Established in 2012, Liverpool International Music Festival is organised by Culture Liverpool. In 2018, over 70 artists including Basement Jaxx, Wiley, Example, Jax Jones, Stefflon Don, Aurora, Young Fathers, Rae Morris, DJ Jazzy Jeff, Trevor Nelson, and Gilles Peterson performed at the festival. Over the two days, LIMF paid homage to Liverpool's ever-evolving relationship with music and its creative cultural diversity. The festival features up to 18 hours of live music across three stages and additional recreational activities.

In addition to the summer festival, LIMF has an award-winning programme called LIMF Academy which gives emerging talent exclusive access to activities and insider know-how from the music industry.

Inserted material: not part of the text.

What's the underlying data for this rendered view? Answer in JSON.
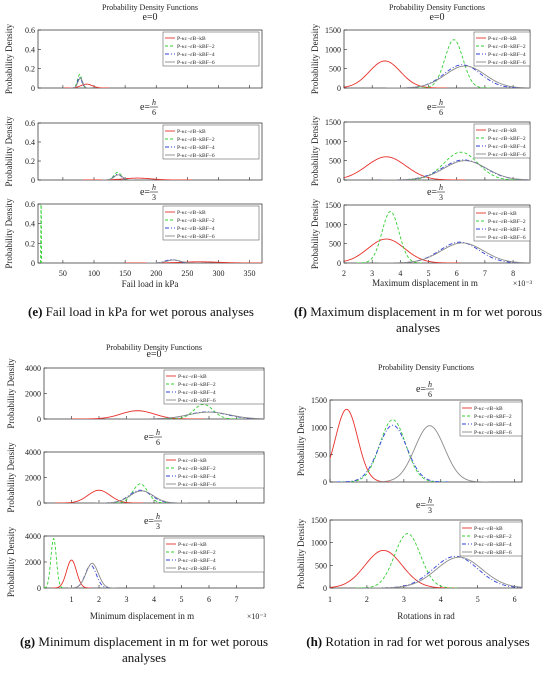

Aimed at artists, bands, producers, and DJs between the ages 16–25 from across Merseyside, the Academy is geared towards encouraging young residents to kick-start their music careers. For those selected, the Academy offers performance opportunities at LIMF Summer Jam and other regular showcases, as well as access to an exclusive masterclass day featuring panels of top industry experts.

On top of this, for the top three of those artists, the Academy also offers a 12-month Elite Talent Development Programme, which includes financial investment in their career; a BBC Music Introducing live session; the creation of professional press assets such as photographs, biographies, and EPKs; monthly masterclass sessions with industry leaders on topics such as marketing, promotion, performance, distribution, media training, and funding opportunities; year-round mentoring by an industry professional; and showcase opportunities to key press and industry figures in both Liverpool and London.